Türkiye insanı 7 Haziran matematik sınavından geçer not aldı. Çocuklar için hâlâ umut var. Ancak mevcudiyetini iktidar ve para denklemlerine bağlamış olanlar, kirli siyaset + kara para işlemine provokasyonu da dahil etme hesabında.
Yakın tarih ve günümüzde siyasi provokasyon için kullanılan en önemli zemin, platform şüphesiz medyadır. Geçen ay Sabah gazetesi “PYD, IŞİD’den Daha Tehlikeli” manşetiyle, bölgedeki Kürt varlığını hedefe koydu. Sözcü gazetesi ise “Cumhuriyetin Değerini Bilin” manşetiyle Kürt, Ermeni, Ezidi, Roman kökenli milletvekillerine, fotoğraflarını koyarak gözdağı verdi. Kimi yayın organları, gerçekleri gizleme, kendi mahallesine hoş görünme, mahalleliye tempo tutturma, algısını yönetme, yalan haber ve fotoşopla gaza getirme, antipatiyi nefrete dönüştürme, hedef gösterme sıralamasıyla hareket eder. Son aşama ise mahalleliyi ayaklandırma ve düşman bellediklerini linç ettirmedir (Bakınız 6-7 Eylül 1955 hadiselerinden önce, çeşitli gazetelerdeki “Atamızın evine bomba atıldı” veya “İstanbullu Rumlar para toplayıp Kıbrıs’taki Rum çetecilere gönderiyor” manşetleri).

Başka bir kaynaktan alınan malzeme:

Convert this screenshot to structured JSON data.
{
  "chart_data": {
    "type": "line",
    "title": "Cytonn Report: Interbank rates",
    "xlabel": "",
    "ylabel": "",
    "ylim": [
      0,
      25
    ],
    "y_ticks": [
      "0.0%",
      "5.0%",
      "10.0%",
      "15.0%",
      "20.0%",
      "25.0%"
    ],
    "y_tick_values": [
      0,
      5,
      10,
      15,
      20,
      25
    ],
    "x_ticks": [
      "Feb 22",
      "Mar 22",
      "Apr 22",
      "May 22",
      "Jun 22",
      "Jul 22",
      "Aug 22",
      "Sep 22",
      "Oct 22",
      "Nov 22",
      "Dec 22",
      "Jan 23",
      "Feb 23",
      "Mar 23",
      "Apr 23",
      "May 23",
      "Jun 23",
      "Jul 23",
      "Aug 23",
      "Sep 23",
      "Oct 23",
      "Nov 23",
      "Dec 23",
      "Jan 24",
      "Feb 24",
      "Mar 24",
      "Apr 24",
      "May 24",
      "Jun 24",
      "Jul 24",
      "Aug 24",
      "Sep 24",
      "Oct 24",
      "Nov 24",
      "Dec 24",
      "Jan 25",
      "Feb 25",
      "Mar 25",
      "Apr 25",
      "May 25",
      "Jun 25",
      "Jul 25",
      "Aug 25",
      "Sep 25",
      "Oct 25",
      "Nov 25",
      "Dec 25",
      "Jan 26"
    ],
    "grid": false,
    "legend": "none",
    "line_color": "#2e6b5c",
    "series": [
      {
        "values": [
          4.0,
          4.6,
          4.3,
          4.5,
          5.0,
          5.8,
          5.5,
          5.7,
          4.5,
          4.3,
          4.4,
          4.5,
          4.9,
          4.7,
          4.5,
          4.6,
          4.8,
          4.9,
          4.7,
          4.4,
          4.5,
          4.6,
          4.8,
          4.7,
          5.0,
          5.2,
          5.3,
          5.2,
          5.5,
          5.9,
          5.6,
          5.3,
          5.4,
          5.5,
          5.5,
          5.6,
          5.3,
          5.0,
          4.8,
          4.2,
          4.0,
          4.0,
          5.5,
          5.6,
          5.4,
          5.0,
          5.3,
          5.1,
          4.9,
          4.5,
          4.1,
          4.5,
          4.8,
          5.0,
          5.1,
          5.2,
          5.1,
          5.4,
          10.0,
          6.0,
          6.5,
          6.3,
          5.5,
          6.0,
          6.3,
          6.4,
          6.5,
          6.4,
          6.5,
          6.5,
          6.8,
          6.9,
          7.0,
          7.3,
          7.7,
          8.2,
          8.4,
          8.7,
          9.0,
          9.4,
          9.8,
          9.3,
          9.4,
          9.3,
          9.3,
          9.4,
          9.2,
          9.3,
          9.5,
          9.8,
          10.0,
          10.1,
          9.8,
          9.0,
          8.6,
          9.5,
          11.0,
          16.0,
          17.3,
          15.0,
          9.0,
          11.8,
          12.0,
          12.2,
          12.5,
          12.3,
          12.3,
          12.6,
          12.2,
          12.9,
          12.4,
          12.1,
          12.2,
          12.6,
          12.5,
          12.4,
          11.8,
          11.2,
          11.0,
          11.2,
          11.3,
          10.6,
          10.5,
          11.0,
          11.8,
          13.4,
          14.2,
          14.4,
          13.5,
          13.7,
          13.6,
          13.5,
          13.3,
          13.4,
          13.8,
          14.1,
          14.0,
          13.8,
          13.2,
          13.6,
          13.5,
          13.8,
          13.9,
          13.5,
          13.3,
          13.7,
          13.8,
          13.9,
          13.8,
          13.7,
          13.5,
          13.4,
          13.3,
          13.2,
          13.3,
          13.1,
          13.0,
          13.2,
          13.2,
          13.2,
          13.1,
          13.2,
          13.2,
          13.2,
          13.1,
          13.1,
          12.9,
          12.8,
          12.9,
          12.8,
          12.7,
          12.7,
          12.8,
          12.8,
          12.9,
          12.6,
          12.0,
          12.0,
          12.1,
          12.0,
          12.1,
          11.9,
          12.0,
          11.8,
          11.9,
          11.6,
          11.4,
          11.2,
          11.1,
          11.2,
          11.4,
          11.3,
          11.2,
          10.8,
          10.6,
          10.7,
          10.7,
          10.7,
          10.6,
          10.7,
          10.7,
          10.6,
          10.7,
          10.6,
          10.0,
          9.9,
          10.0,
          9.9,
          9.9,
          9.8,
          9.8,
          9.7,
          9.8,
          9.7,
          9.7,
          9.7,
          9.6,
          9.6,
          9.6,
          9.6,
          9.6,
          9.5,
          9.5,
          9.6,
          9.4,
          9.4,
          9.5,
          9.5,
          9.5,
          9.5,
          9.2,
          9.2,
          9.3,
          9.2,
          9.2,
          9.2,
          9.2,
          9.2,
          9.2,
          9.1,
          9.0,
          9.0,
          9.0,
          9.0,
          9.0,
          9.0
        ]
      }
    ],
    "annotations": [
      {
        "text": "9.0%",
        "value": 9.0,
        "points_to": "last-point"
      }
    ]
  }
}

Bunlar yerli bir “üst akıl” tarafından yönetilir ve işler çığrından çıkıp kan ak- tığında, suçu yabancı istihbarat örgütlerine ve genellikle Batı’ya, özellikle ABD’ye atarlar. “Dış güçler veya kökü dışarda mihraklar” karşısında kimse duramaz.
Buraya kadarını zaten herkes biliyor, ama sonrası biraz değişik ve karışık: Tüm bu “operasyon”ların failleri kadar, şimdilerde “sorumlu gazetecilik” kavramının arkasına sığınıp, gazetecilik adına ve gazeteci sıfatıyla sadece siyaset yapanlar da bu rezilliklerden belli ölçüde “sorumlu”dur. Zira yukarda bahsi geçen ajan provokatör ve maaşlı tetikçiler, ancak habercilikle marjinalize edilebilir; ancak gazetecilikle kamuoyu nezdinde itibarsızlaştırılabilir. Oysa ki çoğunluğunu Türk tipi köşe yazarlarının, bir dönem yetenekli muhabir veya röportaj ustası veya uzman haberci iken artık “büyüyüp” yazarlığa terfi etmişlerin oluşturduğu bu popüler isimler, artık neredeyse tamamen “kendilerine” çalışmaktadır. Yazılarında ve TV yorumlarında siyasi kanaatlerini, siyasi duruşlarını, eleştirilerini, övgülerini sıralamaktan başka bir şey yapmayan meslektaşlarımız, bunları ‘yorum’ veya ‘analiz’ saymaktadır.
Bir gazetecinin “Türkiye için neyin iyi, neyin hayırlı olduğu”na dair yazı yazması artık kanıksanmıştır. Halbuki biz onun yüksek fikirlerini değil, konuyla ilgili bilinmeyen bir bilgiyi, belgeyi, konuşmayı, tanıklığı paylaşmasını beklemekteyizdir.
Köhnemiş köşe yazarlığı müessesesi yaşatıldıkça, gerçek haberciler ve araştırmacı gazetecilik desteklenmedikçe, basının kalitesi düştükçe, provokasyonun temel iletişimi medya üzerinden olmaya devam edecek.